The function Check_price defines the URL of the Amazon product page and sets up headers to mimic a browser's request.
It sends a GET request to the URL, retrieves the HTML content of the page, and creates a BeautifulSoup object to parse the HTML.
The function extracts the product title and price from the parsed HTML. It uses specific HTML element IDs and classes to locate the desired information.
Regular expressions are employed to extract the numerical value from the price text. This ensures that only the numerical value of the price is obtained.
Data cleaning steps are applied to remove any leading or trailing whitespace from the title.
The current date is obtained using datetime.date.today() to represent when the data was collected.

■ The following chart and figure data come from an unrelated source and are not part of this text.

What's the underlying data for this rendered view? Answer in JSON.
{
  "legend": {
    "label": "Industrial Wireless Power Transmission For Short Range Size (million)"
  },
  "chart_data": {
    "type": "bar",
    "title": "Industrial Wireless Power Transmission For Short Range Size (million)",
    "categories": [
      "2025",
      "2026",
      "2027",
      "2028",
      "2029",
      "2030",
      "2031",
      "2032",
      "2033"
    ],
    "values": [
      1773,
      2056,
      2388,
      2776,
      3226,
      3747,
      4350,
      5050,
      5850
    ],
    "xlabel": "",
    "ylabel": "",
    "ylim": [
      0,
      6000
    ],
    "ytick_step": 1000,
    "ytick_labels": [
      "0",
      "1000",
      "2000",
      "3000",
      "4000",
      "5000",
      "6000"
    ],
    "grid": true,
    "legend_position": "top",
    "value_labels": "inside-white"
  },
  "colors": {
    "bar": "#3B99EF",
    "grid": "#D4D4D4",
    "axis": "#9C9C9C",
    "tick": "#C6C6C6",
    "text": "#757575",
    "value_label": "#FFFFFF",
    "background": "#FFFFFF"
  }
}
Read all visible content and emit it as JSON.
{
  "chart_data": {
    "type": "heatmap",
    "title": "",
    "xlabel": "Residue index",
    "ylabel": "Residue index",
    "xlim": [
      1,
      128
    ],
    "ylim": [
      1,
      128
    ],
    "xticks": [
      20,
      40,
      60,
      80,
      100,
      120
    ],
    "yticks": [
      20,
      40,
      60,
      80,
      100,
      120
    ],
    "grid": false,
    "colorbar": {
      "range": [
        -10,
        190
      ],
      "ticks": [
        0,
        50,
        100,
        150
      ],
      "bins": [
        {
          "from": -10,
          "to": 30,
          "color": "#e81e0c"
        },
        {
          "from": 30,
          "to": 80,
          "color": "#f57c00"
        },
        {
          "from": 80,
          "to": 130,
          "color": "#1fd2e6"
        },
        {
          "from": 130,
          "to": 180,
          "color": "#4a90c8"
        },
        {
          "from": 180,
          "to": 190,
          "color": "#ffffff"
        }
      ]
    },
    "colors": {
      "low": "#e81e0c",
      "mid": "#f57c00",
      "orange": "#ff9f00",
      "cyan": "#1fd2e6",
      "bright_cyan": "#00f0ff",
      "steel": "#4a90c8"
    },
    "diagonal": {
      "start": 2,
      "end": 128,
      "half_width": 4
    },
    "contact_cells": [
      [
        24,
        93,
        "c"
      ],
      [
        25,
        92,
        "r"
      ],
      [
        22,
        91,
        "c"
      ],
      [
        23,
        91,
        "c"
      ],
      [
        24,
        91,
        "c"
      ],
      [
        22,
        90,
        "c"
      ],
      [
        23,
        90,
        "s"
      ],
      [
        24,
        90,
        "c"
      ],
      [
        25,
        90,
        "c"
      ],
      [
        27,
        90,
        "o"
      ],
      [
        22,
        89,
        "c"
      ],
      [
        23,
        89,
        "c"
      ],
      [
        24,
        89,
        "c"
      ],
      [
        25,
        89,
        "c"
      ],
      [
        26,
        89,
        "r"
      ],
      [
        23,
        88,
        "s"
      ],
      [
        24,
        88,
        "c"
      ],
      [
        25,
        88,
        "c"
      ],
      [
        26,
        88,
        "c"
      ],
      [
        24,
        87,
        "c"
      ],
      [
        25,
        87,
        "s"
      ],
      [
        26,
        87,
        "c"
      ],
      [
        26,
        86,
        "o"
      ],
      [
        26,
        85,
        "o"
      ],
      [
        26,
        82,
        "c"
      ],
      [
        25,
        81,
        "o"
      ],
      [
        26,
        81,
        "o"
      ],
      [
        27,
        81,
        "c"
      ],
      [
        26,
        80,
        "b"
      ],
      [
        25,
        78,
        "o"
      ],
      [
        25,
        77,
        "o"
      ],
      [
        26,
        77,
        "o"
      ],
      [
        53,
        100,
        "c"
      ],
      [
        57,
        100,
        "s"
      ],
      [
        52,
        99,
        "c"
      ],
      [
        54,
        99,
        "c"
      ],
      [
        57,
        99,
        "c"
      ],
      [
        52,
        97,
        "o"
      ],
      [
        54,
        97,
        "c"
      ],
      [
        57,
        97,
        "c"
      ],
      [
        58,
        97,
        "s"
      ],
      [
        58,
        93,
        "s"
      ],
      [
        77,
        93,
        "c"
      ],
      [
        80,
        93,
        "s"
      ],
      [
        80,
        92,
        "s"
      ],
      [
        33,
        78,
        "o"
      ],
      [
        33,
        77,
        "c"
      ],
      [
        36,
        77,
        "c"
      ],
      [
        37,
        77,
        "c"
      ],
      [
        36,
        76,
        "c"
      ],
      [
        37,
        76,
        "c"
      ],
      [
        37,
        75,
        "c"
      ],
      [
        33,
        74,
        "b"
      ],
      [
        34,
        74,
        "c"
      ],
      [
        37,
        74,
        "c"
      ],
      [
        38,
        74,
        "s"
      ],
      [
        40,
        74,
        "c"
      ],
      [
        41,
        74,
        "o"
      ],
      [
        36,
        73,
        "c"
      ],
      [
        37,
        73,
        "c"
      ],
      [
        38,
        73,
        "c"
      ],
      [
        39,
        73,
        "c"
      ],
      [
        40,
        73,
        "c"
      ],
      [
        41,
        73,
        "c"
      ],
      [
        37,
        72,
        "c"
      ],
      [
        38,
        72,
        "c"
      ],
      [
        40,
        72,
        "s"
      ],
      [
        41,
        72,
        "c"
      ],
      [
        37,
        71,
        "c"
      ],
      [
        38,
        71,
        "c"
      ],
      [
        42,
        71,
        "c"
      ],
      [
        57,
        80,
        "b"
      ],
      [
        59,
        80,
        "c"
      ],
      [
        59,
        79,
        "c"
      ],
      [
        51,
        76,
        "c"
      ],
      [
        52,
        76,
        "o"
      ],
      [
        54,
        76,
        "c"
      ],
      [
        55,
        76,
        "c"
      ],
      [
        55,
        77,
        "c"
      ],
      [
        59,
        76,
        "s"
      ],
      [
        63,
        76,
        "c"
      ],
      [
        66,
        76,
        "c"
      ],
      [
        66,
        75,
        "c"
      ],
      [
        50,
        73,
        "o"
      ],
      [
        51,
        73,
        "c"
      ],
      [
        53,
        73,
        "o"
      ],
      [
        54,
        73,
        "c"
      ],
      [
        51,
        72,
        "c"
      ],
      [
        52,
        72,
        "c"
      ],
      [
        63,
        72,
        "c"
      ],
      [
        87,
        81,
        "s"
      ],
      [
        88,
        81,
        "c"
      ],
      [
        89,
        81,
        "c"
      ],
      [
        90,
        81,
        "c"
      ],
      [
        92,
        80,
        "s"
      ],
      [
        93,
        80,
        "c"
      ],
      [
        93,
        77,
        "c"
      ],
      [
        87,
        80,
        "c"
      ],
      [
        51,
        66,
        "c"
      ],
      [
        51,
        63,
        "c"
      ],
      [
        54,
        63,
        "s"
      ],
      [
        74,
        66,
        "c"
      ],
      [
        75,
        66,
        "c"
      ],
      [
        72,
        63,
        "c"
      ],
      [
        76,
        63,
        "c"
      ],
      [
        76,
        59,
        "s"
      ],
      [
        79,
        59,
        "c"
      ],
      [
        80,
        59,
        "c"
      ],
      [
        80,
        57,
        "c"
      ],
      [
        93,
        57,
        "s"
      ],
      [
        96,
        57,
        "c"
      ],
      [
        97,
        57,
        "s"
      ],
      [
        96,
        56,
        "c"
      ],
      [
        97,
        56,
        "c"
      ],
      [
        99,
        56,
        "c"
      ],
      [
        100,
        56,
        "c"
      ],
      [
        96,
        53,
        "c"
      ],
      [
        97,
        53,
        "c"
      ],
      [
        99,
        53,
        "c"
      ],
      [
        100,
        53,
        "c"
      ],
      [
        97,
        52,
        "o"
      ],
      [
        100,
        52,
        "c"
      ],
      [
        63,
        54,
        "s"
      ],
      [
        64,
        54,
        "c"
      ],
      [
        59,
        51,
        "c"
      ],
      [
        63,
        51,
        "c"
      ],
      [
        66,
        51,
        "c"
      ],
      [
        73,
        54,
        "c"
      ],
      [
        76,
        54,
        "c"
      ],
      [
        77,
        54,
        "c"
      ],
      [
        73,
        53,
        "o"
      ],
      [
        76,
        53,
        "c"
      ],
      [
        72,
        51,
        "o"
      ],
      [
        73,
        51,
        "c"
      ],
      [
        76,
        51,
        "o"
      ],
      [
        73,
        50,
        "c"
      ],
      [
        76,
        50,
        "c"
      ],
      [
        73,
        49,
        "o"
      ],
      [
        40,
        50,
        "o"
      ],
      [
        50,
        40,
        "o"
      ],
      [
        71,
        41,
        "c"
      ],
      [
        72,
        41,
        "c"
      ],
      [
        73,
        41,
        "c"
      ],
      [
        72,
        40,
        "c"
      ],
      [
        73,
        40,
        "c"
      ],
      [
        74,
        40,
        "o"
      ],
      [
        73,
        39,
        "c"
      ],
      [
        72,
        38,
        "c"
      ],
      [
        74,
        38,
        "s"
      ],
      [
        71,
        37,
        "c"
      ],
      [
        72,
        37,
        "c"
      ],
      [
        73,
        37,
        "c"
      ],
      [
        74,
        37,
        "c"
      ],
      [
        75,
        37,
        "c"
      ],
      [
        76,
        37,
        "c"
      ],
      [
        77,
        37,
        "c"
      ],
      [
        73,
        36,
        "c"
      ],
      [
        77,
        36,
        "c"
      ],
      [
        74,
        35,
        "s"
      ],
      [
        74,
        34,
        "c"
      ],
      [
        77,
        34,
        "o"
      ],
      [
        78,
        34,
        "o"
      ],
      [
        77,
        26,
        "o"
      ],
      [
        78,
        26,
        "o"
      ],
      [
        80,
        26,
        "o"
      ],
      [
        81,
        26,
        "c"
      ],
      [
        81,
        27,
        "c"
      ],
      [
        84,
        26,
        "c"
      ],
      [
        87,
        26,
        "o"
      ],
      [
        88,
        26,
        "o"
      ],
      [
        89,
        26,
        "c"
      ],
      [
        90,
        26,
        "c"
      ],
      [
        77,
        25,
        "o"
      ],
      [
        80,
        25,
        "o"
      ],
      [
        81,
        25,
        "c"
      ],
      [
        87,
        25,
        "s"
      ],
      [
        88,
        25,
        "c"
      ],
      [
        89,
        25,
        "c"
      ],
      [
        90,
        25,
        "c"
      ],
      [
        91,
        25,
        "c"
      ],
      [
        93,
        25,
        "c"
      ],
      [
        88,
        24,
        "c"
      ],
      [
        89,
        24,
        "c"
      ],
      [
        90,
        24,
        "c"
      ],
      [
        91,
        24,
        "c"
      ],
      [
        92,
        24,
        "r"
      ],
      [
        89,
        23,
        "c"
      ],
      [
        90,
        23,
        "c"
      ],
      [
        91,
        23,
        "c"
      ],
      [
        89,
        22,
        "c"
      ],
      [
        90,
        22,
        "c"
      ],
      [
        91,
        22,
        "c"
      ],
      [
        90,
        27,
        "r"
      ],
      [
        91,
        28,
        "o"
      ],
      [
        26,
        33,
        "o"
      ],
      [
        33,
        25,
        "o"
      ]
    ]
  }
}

Data is formatted into a list containing the title, price, and collecting date.
The function defines the file path for saving the CSV file on the user's desktop.
It checks if the CSV file is empty. If it is, the function writes the header row. Otherwise, it appends the new data to the existing file.
The function prints a message indicating that the CSV file has been saved on the desktop.
Error handling is implemented using try and except blocks to catch potential exceptions during the HTTP request, data extraction, or file writing process.
Finally, the function is called to execute the scraping and data saving process.

You can use this function to periodically check the price of the Amazon product and keep track of any changes over time.